Siempre se habla de los beneficios del  turismo, que si es un dinamizador  económico del destino turístico, que si reparte la riqueza de una forma más equitativa entre la población, que si sirve para disminuir la pobreza…

En fin, que se supone que la llegada del turismo es una de las mejores cosas que le puede pasar a una zona deprimida, como si de un Mr. Marshall cualquiera se tratara, pero es que nos cuesta tanto encontrar buenos ejemplos de este efecto dinamizador que algunos ya piensan que es un bulo o, en el mejor de los casos, una simple esperanza.
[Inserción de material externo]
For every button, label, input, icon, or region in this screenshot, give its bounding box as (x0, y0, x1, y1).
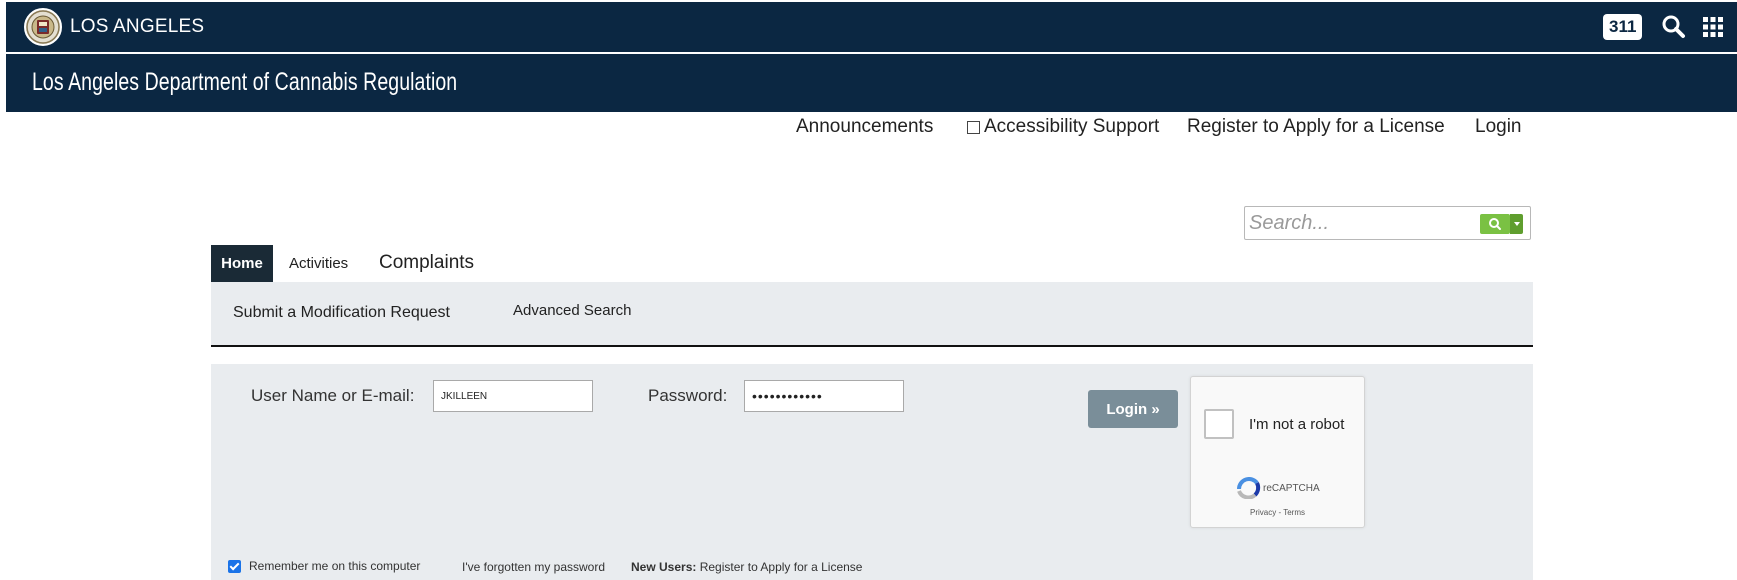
recaptcha-terms[interactable]: Privacy - Terms (1191, 508, 1364, 517)
accessibility-checkbox[interactable] (967, 120, 980, 134)
search-input[interactable] (1249, 210, 1479, 236)
accessibility-support-toggle[interactable]: Accessibility Support (967, 116, 1159, 138)
password-label: Password: (648, 386, 728, 405)
remember-me-checkbox[interactable] (228, 560, 241, 573)
recaptcha-logo-icon (1235, 477, 1263, 500)
announcements-link[interactable]: Announcements (796, 116, 933, 138)
login-panel: User Name or E-mail: Password: Login » I… (211, 364, 1533, 580)
remember-me-label[interactable]: Remember me on this computer (249, 559, 420, 573)
new-users-register-link[interactable]: Register to Apply for a License (700, 560, 863, 574)
tab-activities[interactable]: Activities (289, 255, 348, 272)
badge-311[interactable]: 311 (1603, 14, 1643, 40)
register-link[interactable]: Register to Apply for a License (1187, 116, 1445, 138)
new-users-row: New Users: Register to Apply for a Licen… (631, 560, 862, 574)
city-header-bar: LOS ANGELES 311 (6, 2, 1737, 52)
recaptcha-widget: I'm not a robot reCAPTCHA Privacy - Term… (1190, 376, 1365, 528)
recaptcha-label: I'm not a robot (1249, 416, 1345, 433)
city-name[interactable]: LOS ANGELES (70, 16, 204, 38)
sub-navigation: Submit a Modification Request Advanced S… (211, 282, 1533, 347)
login-button[interactable]: Login » (1088, 390, 1178, 428)
search-icon[interactable] (1660, 13, 1688, 41)
forgot-password-link[interactable]: I've forgotten my password (462, 560, 605, 574)
department-title[interactable]: Los Angeles Department of Cannabis Regul… (32, 68, 457, 97)
city-seal-icon[interactable] (24, 8, 62, 46)
login-link[interactable]: Login (1475, 116, 1522, 138)
username-label: User Name or E-mail: (251, 386, 415, 405)
apps-grid-icon[interactable] (1702, 16, 1724, 38)
advanced-search-link[interactable]: Advanced Search (513, 302, 631, 319)
search-icon (1489, 218, 1501, 230)
password-input[interactable] (744, 380, 904, 412)
search-dropdown-button[interactable] (1510, 214, 1523, 234)
tab-complaints[interactable]: Complaints (379, 252, 474, 274)
login-footer: Remember me on this computer I've forgot… (211, 557, 1533, 577)
accessibility-label[interactable]: Accessibility Support (984, 116, 1159, 138)
submit-modification-link[interactable]: Submit a Modification Request (233, 304, 450, 322)
recaptcha-checkbox[interactable] (1204, 409, 1234, 439)
search-box (1244, 206, 1531, 240)
search-button[interactable] (1480, 214, 1510, 234)
new-users-label: New Users: (631, 560, 697, 574)
department-header-bar: Los Angeles Department of Cannabis Regul… (6, 54, 1737, 112)
tab-home[interactable]: Home (211, 245, 273, 290)
username-input[interactable] (433, 380, 593, 412)
recaptcha-brand: reCAPTCHA (1263, 483, 1320, 494)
Pues bien, hace ya unos meses, un alumno de Alojamiento, José María Rivera, nos puso en el foro de la unidad que trabajábamos en aquel entonces, este maravilloso ejemplo de cómo el turismo puede contribuir a salir de la pobreza y de la marginación a una comunidad.

El ejemplo en cuestión se llama Hotel Taselotzin, está en el corazón de la sierra de oriente en el Estado de Puebla, Méjico, y es parte de un proyecto para intentar sacar de la marginalidad a las mujeres  nahuas. Además, es un eco-hotel. ¿Quién da más?

Seguramente hay ejemplos más cercanos, pero no quería dejar pasar la oportunidad de agradecer públicamente a José María el habernos dado la oportunidad de conocer que hay otros modelos de desarrollo económico y social, más justos para con los seres humanos y para con los que comparten con nosotros el planeta.